Sally Robinson, 63, has calculated she will miss out on a total of £25,000 because of the changes. She said: “I have got to wait to November 2017 for my pension.

For every month you were born after April 1953 you have to wait another three months for your pension. In 1995 it went up from 60 - 63 and then from the 2011 pension act people had to wait another year longer.

“In 1995 I was busy bringing up my three children and wasn’t told about the changes.

“I gave up work just over two years ago to look after my mother who is now 101 and has dementia. And my husband is quite severely disabled so I had a lot on my plate.

“I was allowed to retire from my job as a civil servant at the age of 60 but I’ve worked since the age of 21 and I’ll be losing £25,000.

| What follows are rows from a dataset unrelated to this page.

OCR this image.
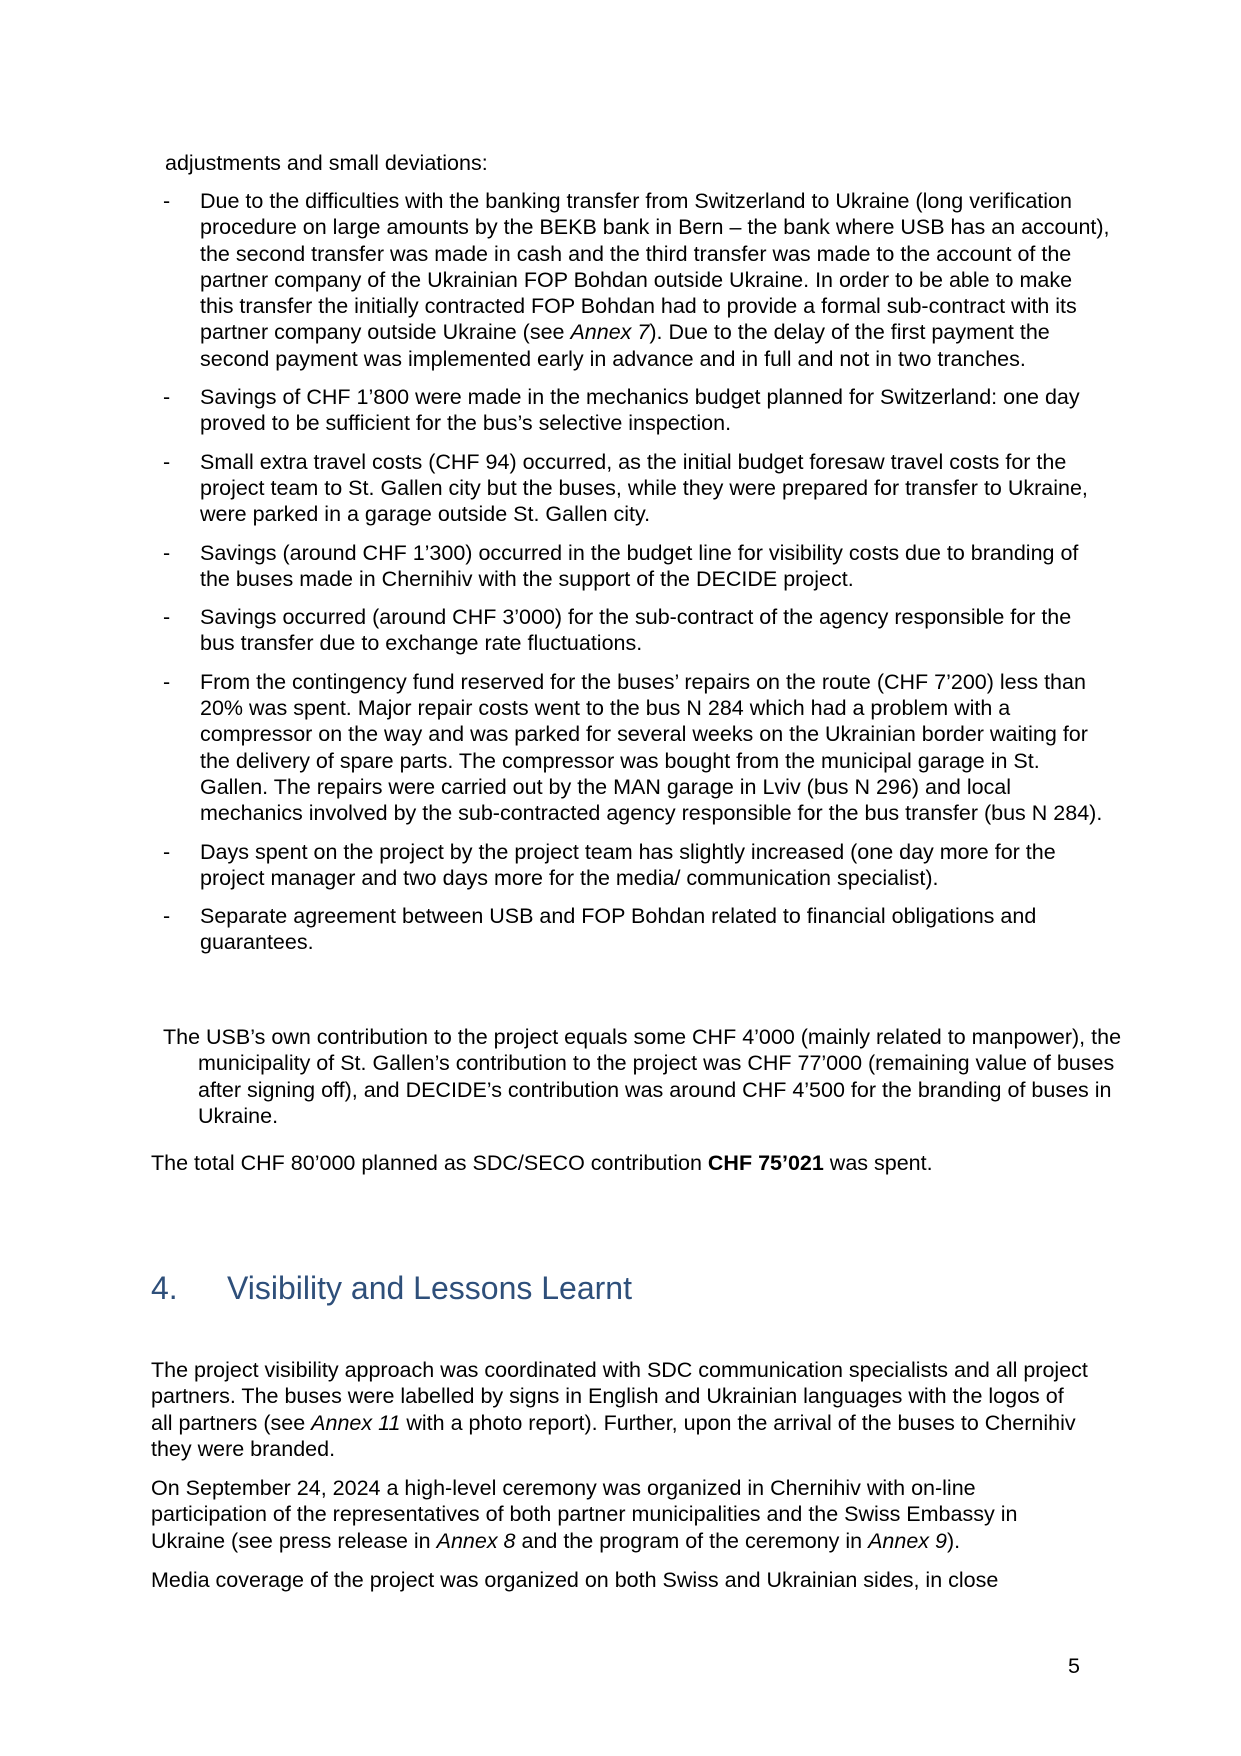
adjustments and small deviations:
- Due to the difficulties with the banking transfer from Switzerland to Ukraine (long verification procedure on large amounts by the BEKB bank in Bern – the bank where USB has an account), the second transfer was made in cash and the third transfer was made to the account of the partner company of the Ukrainian FOP Bohdan outside Ukraine. In order to be able to make this transfer the initially contracted FOP Bohdan had to provide a formal sub-contract with its partner company outside Ukraine (see Annex 7). Due to the delay of the first payment the second payment was implemented early in advance and in full and not in two tranches.
- Savings of CHF 1’800 were made in the mechanics budget planned for Switzerland: one day proved to be sufficient for the bus’s selective inspection.
- Small extra travel costs (CHF 94) occurred, as the initial budget foresaw travel costs for the project team to St. Gallen city but the buses, while they were prepared for transfer to Ukraine, were parked in a garage outside St. Gallen city.
- Savings (around CHF 1’300) occurred in the budget line for visibility costs due to branding of the buses made in Chernihiv with the support of the DECIDE project.
- Savings occurred (around CHF 3’000) for the sub-contract of the agency responsible for the bus transfer due to exchange rate fluctuations.
- From the contingency fund reserved for the buses’ repairs on the route (CHF 7’200) less than 20% was spent. Major repair costs went to the bus N 284 which had a problem with a compressor on the way and was parked for several weeks on the Ukrainian border waiting for the delivery of spare parts. The compressor was bought from the municipal garage in St. Gallen. The repairs were carried out by the MAN garage in Lviv (bus N 296) and local mechanics involved by the sub-contracted agency responsible for the bus transfer (bus N 284).
- Days spent on the project by the project team has slightly increased (one day more for the project manager and two days more for the media/ communication specialist).
- Separate agreement between USB and FOP Bohdan related to financial obligations and guarantees.
The USB’s own contribution to the project equals some CHF 4’000 (mainly related to manpower), the municipality of St. Gallen’s contribution to the project was CHF 77’000 (remaining value of buses after signing off), and DECIDE’s contribution was around CHF 4’500 for the branding of buses in Ukraine.
The total CHF 80’000 planned as SDC/SECO contribution CHF 75’021 was spent.
4. Visibility and Lessons Learnt

The project visibility approach was coordinated with SDC communication specialists and all project partners. The buses were labelled by signs in English and Ukrainian languages with the logos of all partners (see Annex 11 with a photo report). Further, upon the arrival of the buses to Chernihiv they were branded.

On September 24, 2024 a high-level ceremony was organized in Chernihiv with on-line participation of the representatives of both partner municipalities and the Swiss Embassy in Ukraine (see press release in Annex 8 and the program of the ceremony in Annex 9).

Media coverage of the project was organized on both Swiss and Ukrainian sides, in close

5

“I’m just so angry about it. It’s not just the pension it’s getting the bus pass and the winter fuel allowance - they’re dependent on your pension.

“This is the thing that makes me really angry- I thought I’d worked out what I needed to leave when I did and now it’s the difference between just surviving and having the odd treat like a holiday or a meal out. We have to really think about it now.

“And there are so many more women worse off than me. Some of them are in dire straits.”

In 1995, the Conservative Government’s Pension Act included plans to increase women’s state pension age to 65, the same as men’s.

Under the Pensions Act 2011, women’s state pension age has increased more quickly to 65 between April 2016 and November 2018.

From December 2018 the state pension age for both men and women will start to increase to reach 66 by October 2020.

But women born in the 1950s claim they were not notified of the decision or that it had been implemented and therefore have reached pension age without knowing that they would unable to claim their pension.